Saying that it is great if it works for you and I have no doubt you tried and tested this method.

If you are just starting out on your wine journey it is worth understanding how the wines taste at different temperatures (even a few degrees may mean a world of difference). I also guarantee that the ideal temperature for the same wine will be different for different people.

Okay, this is not helpful either… just keep experimenting. The wine will normally go from cold to warm (:stuck_out_tongue_winking_eye:) when served below room temperature, so quite an easy experiment…


I think you are right, it is tricky if you have no space in your fridge for the decanter.


Normally I pull my reds out of my wine cabinet (12oc) and give them a couple of hours or so decanting. I find the temperature is then appropriate for when it is time to be drunk - not cellar cool, not room temperature either.

My query is what do people do if they are decanting reds for much longer periods, as the wine will approach room temperature - unless the decanter can be stored in a chilled/ cellar environment?

Historically I have not decanted white wines. But having noticed a big difference (for the better) on a couple of white burgundies after a couple of hours drinking, I’m going to give it a go next time. I’m wondering how people manage the temperature though, as soon as the liquid is in the decanter, the temperature will increase - unless room can be found in the fridge for the decanter of course!

Just curious if the community has any practical tips!


I am no expert - but I do think sometimes we can end up splitting hairs over decanting, serving temperature etc. Not to say these are not important - that goes without saying, but personally, I find that if I follow a few basic general rules (e.g. aromatic whites should not be served too cold, room temperature isn’t 22 degrees with central heating on)- you are pretty much guaranteed enjoyment.

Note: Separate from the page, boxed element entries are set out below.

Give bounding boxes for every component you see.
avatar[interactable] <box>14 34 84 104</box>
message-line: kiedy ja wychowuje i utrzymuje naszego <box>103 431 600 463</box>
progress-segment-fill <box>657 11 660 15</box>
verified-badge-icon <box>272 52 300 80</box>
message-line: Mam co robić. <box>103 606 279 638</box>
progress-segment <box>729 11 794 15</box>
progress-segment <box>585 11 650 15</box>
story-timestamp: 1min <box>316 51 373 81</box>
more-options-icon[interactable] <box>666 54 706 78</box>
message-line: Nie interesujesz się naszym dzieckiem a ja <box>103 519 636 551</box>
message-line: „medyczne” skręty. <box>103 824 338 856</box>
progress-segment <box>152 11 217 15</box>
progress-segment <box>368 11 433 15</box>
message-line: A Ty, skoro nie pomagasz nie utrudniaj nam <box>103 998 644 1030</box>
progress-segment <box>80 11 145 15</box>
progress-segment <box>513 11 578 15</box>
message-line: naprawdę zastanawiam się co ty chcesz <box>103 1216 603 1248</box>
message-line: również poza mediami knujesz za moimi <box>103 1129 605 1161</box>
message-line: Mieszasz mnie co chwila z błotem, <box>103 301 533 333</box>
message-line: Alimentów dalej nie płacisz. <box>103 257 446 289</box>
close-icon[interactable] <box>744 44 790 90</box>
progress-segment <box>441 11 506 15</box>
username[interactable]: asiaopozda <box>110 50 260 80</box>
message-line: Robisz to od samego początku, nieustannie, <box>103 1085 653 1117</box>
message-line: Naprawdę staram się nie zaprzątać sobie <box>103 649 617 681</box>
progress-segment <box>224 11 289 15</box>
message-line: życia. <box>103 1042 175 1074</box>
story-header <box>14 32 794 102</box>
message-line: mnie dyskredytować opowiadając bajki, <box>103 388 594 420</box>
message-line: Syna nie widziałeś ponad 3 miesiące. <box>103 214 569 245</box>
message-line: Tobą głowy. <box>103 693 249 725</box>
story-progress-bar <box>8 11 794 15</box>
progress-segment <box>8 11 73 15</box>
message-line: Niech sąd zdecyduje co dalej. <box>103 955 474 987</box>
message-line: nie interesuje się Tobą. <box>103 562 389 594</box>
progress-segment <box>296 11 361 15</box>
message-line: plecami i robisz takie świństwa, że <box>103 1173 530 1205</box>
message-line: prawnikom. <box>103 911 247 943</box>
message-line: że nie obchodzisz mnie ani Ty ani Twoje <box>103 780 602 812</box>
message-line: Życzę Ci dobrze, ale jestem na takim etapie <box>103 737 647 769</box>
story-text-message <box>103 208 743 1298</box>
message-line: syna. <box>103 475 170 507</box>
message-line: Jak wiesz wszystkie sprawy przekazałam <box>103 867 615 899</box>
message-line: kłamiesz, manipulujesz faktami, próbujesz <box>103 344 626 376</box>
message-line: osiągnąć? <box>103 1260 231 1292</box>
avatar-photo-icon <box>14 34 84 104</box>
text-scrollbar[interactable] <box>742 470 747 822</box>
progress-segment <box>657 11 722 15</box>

Furthermore, even if your white was a bit too cold when you started, for example- isn’t it lovely to see how it evolves its more aromatic side as it warms up in the glass? Isn’t it fascinating to see how a red can open up and evolve- even if you didn’t manage to decant it - with time in glass?

Again, I appreciate the importance of getting the best we can from our wine, but there is no need to fetishise the process by which we achieve this pleasure.

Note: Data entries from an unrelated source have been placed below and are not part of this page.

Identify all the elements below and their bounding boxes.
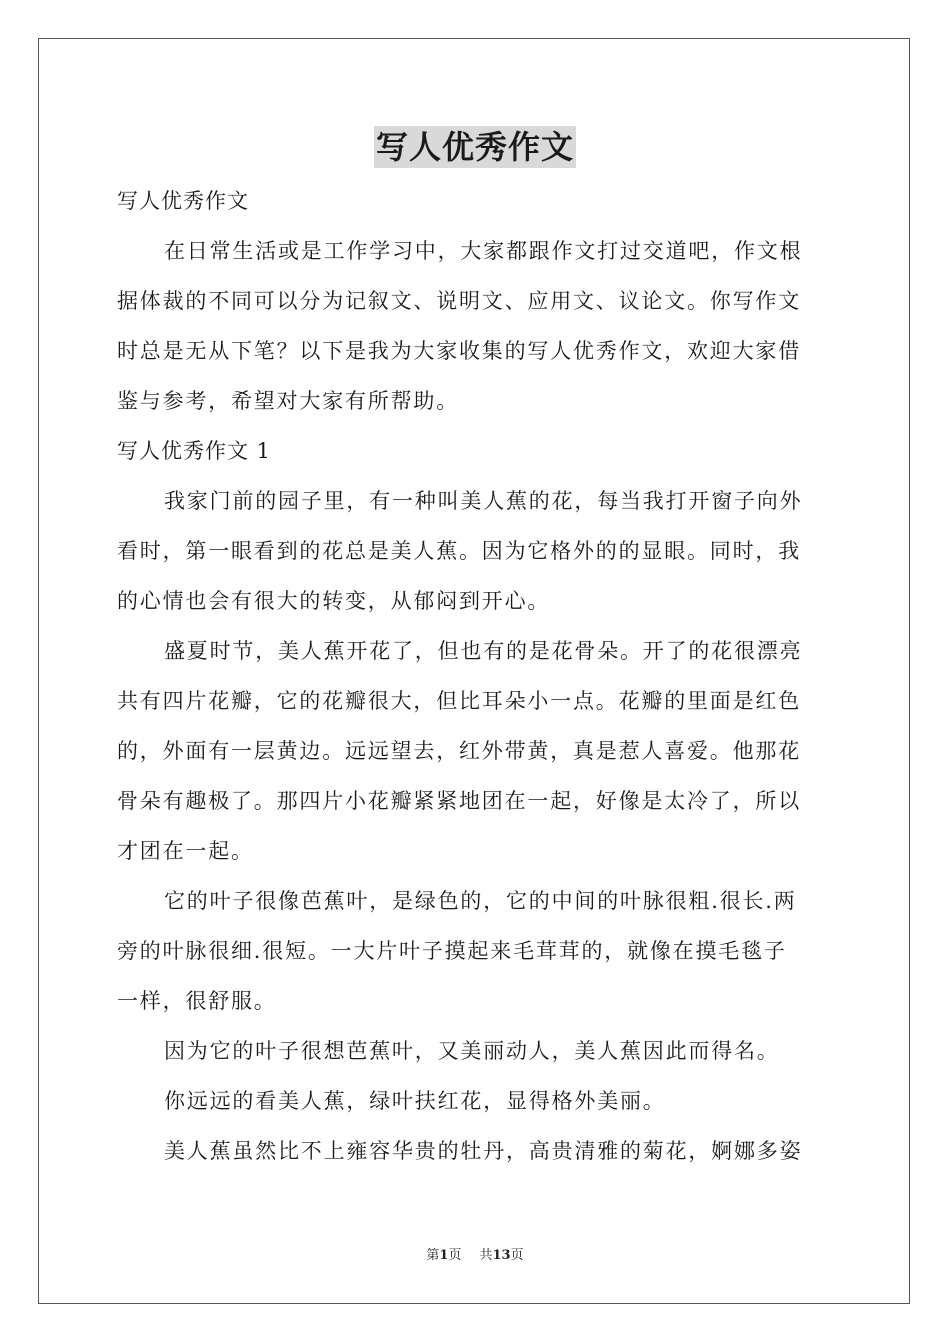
paragraph-line: 盛夏时节，美人蕉开花了，但也有的是花骨朵。开了的花很漂亮 [164, 639, 803, 663]
section-heading: 写人优秀作文 [117, 189, 249, 213]
page-footer [0, 1247, 950, 1265]
section-heading: 写人优秀作文 1 [117, 439, 272, 463]
page-suffix: 页 [448, 1248, 462, 1263]
document-body [117, 176, 833, 1176]
title-container [0, 126, 950, 168]
paragraph-line: 你远远的看美人蕉，绿叶扶红花，显得格外美丽。 [164, 1089, 666, 1113]
paragraph-line: 看时，第一眼看到的花总是美人蕉。因为它格外的的显眼。同时，我 [117, 539, 801, 563]
paragraph-line: 共有四片花瓣，它的花瓣很大，但比耳朵小一点。花瓣的里面是红色 [117, 689, 801, 713]
document-title: 写人优秀作文 [375, 128, 574, 166]
paragraph-line: 在日常生活或是工作学习中，大家都跟作文打过交道吧，作文根 [164, 239, 803, 263]
total-prefix: 共 [479, 1248, 493, 1263]
page-prefix: 第 [426, 1248, 440, 1263]
paragraph-line: 美人蕉虽然比不上雍容华贵的牡丹，高贵清雅的菊花，婀娜多姿 [164, 1139, 803, 1163]
paragraph-line: 鉴与参考，希望对大家有所帮助。 [117, 389, 459, 413]
page-current: 1 [439, 1248, 449, 1263]
paragraph-line: 据体裁的不同可以分为记叙文、说明文、应用文、议论文。你写作文 [117, 289, 801, 313]
paragraph-line: 因为它的叶子很想芭蕉叶，又美丽动人，美人蕉因此而得名。 [164, 1039, 780, 1063]
paragraph-line: 旁的叶脉很细.很短。一大片叶子摸起来毛茸茸的，就像在摸毛毯子 [117, 939, 787, 963]
paragraph-line: 才团在一起。 [117, 839, 254, 863]
paragraph-line: 一样，很舒服。 [117, 989, 277, 1013]
paragraph-line: 的，外面有一层黄边。远远望去，红外带黄，真是惹人喜爱。他那花 [117, 739, 801, 763]
total-suffix: 页 [510, 1248, 524, 1263]
page-total: 13 [492, 1248, 511, 1263]
paragraph-line: 它的叶子很像芭蕉叶，是绿色的，它的中间的叶脉很粗.很长.两 [164, 889, 797, 913]
paragraph-line: 骨朵有趣极了。那四片小花瓣紧紧地团在一起，好像是太冷了，所以 [117, 789, 801, 813]
paragraph-line: 时总是无从下笔？以下是我为大家收集的写人优秀作文，欢迎大家借 [117, 339, 801, 363]
paragraph-line: 我家门前的园子里，有一种叫美人蕉的花，每当我打开窗子向外 [164, 489, 803, 513]
paragraph-line: 的心情也会有很大的转变，从郁闷到开心。 [117, 589, 551, 613]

I do usually use a decanter which fits in the fridge door but if I didn’t, and didn’t have space in a cool cupboard/garage/shed, then I’d probably double decant so the bottle could go in the fridge door to bring it down a few degrees. May not be ideal, but it’s a thought.


We always double-decant, and then if anything is left over (rarely ever) we use the VacuVin, and stick it in the fridge.

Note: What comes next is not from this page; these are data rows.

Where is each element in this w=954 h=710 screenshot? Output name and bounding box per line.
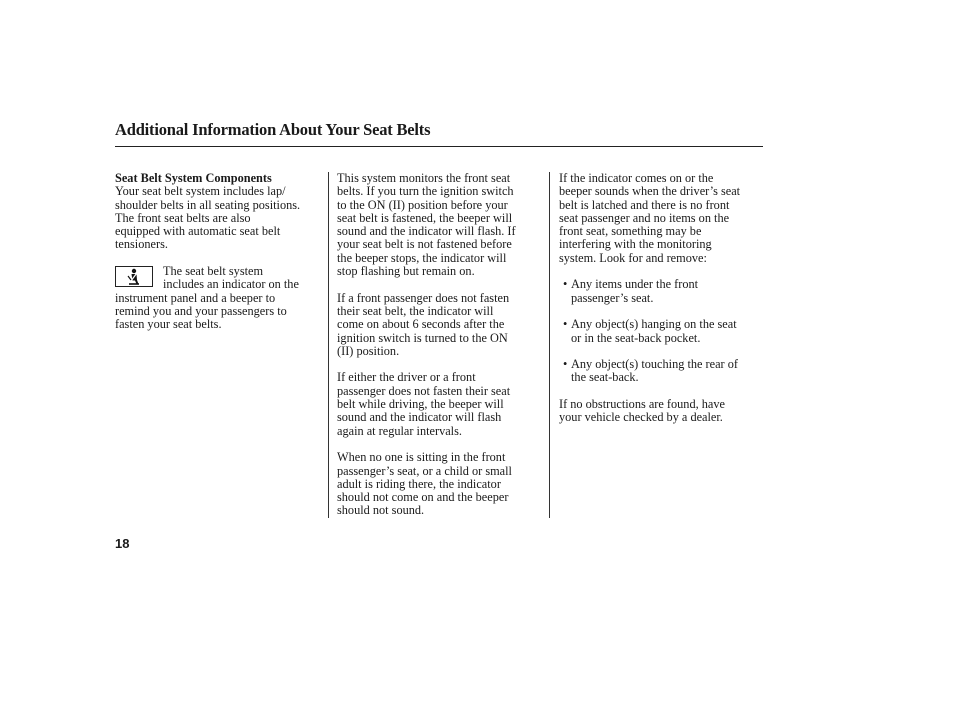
driving-paragraph: If either the driver or a front passenger does not fasten their seat belt while driving, the beeper will sound and the indicator will flash again at regular intervals. xyxy=(337,370,511,438)
seat-belt-reminder-icon xyxy=(115,266,153,287)
empty-seat-paragraph: When no one is sitting in the front passenger’s seat, or a child or small adult is riding there, the indicator should not come on and the beeper should not sound. xyxy=(337,450,512,518)
column-divider-2 xyxy=(549,172,550,518)
bullet-icon: • xyxy=(563,317,568,332)
dealer-paragraph: If no obstructions are found, have your vehicle checked by a dealer. xyxy=(559,397,725,425)
list-item: • Any object(s) hanging on the seat or in the seat-back pocket. xyxy=(563,317,737,345)
column-1 xyxy=(115,172,321,345)
section-heading: Seat Belt System Components xyxy=(115,171,272,185)
indicator-paragraph: The seat belt system includes an indicator on the instrument panel and a beeper to remind you and your passengers to fasten your seat belts. xyxy=(115,264,299,332)
list-item: • Any object(s) touching the rear of the seat-back. xyxy=(563,357,738,385)
column-divider-1 xyxy=(328,172,329,518)
bullet-icon: • xyxy=(563,277,568,292)
monitor-paragraph: This system monitors the front seat belts. If you turn the ignition switch to the ON (II) position before your seat belt is fastened, the beeper will sound and the indicator will flash. If your seat belt is not fastened before the beeper stops, the indicator will stop flashing but remain on. xyxy=(337,171,516,279)
passenger-paragraph: If a front passenger does not fasten their seat belt, the indicator will come on about 6 seconds after the ignition switch is turned to the ON (II) position. xyxy=(337,290,510,358)
bullet-icon: • xyxy=(563,357,568,372)
column-3 xyxy=(559,172,765,438)
title-divider xyxy=(115,146,763,147)
troubleshoot-paragraph: If the indicator comes on or the beeper sounds when the driver’s seat belt is latched and there is no front seat passenger and no items on the front seat, something may be interfering with the monitoring system. Look for and remove: xyxy=(559,171,741,265)
column-2 xyxy=(337,172,542,531)
page-title: Additional Information About Your Seat Belts xyxy=(115,120,431,139)
components-paragraph: Your seat belt system includes lap/ shoulder belts in all seating positions. The front seat belts are also equipped with automatic seat belt tensioners. xyxy=(115,184,301,252)
list-item: • Any items under the front passenger’s seat. xyxy=(563,277,699,305)
page-number: 18 xyxy=(115,536,130,551)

If I’ve insufficient space to cool reds I just use either a sink or bucket of tap water.
Run your cold kitchen tap for 30 seconds and it’ll be at approximately 11 C (a little more in summer etc). Only fill your chosen receptacle 2/3rd of the way to the wine level. This ensures the bottle or decanter is stable.
Obviously the water warms up, but it will cool and maintain a sensible temperature for reds, you can do multiple bottles, its easy to change the water for longer periods, and reduces the chances of over chilling your red.


From Decanter…

“Also, the temperature of wine rises dramatically in the glass, so your classic 18ºC Bordeaux becomes (depending where you are) 22ºC or more in the glass very quickly. The hardest thing by far is to maintain the correct temperature throughout the time of consumption.”

So I assume they are suggesting that the glass you are drinking from should be shoved back in the fridge after every sip, it all becomes faintly ridiculous when these suggestions are muted, perhaps everyone should just use some common sense and dispense with the thermometers etc, by the time all the geeky essentials are carried out it is time to put the bottle back in the fridge again, rinse repeat etc…
And do people really decant a supermarket £5 red ! when if it shows it needs a bit of air just a swirl in the glass will suffice…


Indeed! Not to mention all the wines that don’t get decanted in tasting events! I think we still end up appreciating some, regardless.


I remember reading in a review of a wine on the TWS site, the reviewer said “all red wine needs it, but good wine deserves it”. I may have paraphrased slightly.